Additional Information
ArsDigita's scaling lab has written a document, ArsDigita Scalability
Testing, detailing its methodologies for evaluating a Web site's
scalability. ArsDigita also may provide sample scalability reports it
has written for some of its clients and WebTrends data from photo.net.
asj-editors@arsdigita.com
Reader's Comments
WRT the tcl / java speed comparison chart: are the tcl numbers with nsd7 or nsd8? I've heard that can make a difference.
-- Jonathan Ellis, May 15, 2001
The Tcl tests used nsd8
-- Bryan Che, May 21, 2001
From the bookmarks you say you get 24.08 pageviews for an empty 100 iteration loop page on a 4-cpu e450 with tcl/aol3.2? Why such poor performance? Is it the overhead due to filters you have registered? On my measly pIII 550 I get over 60 page/sec from ab while running other background processes as well?
-- Carl Garland, May 24, 2001
/index does little but call the RDBMS then return a template. Are you certain that you're not just measuring the difference between the two templating implementations?
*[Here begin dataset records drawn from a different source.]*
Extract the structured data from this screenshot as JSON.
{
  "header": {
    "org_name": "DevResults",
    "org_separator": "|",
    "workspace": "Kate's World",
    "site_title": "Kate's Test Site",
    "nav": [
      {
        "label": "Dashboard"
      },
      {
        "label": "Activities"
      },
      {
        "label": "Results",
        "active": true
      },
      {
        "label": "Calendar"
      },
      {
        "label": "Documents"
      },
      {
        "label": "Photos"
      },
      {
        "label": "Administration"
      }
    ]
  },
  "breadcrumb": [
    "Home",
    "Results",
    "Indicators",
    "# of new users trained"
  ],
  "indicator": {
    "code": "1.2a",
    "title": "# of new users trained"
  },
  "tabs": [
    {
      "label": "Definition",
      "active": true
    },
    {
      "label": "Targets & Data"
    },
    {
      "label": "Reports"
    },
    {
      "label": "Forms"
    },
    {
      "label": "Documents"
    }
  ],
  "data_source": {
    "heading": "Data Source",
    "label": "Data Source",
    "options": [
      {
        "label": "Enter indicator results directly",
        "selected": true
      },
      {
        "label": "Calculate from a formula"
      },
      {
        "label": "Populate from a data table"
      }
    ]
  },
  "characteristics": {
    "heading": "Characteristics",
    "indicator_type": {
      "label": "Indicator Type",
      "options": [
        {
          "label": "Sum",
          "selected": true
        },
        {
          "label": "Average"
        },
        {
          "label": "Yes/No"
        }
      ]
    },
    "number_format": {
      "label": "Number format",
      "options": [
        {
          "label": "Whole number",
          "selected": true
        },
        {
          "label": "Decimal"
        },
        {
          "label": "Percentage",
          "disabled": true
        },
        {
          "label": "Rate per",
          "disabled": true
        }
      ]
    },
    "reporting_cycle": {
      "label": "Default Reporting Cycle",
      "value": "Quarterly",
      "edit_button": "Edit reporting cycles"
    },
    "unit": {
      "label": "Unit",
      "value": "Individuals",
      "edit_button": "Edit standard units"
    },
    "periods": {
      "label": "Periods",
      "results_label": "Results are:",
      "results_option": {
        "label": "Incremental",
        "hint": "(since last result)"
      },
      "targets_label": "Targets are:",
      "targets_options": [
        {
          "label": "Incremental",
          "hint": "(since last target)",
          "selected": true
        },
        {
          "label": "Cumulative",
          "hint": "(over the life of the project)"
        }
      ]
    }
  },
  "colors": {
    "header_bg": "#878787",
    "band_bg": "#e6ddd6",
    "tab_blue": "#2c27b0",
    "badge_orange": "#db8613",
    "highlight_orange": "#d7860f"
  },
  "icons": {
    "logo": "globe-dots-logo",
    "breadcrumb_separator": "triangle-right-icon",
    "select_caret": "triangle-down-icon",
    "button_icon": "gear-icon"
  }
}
The fact that Java can iterate faster than Tcl is neither surprising nor terrible relevant.Most of the time consumed in serving ACS 4 Tcl pages seem to be spent in the request processor, the RDBMS, and the template system. Pinning the problem on the scripting language per se without further analyis doesn't really seem warranted.
-- Don Baccus, May 28, 2001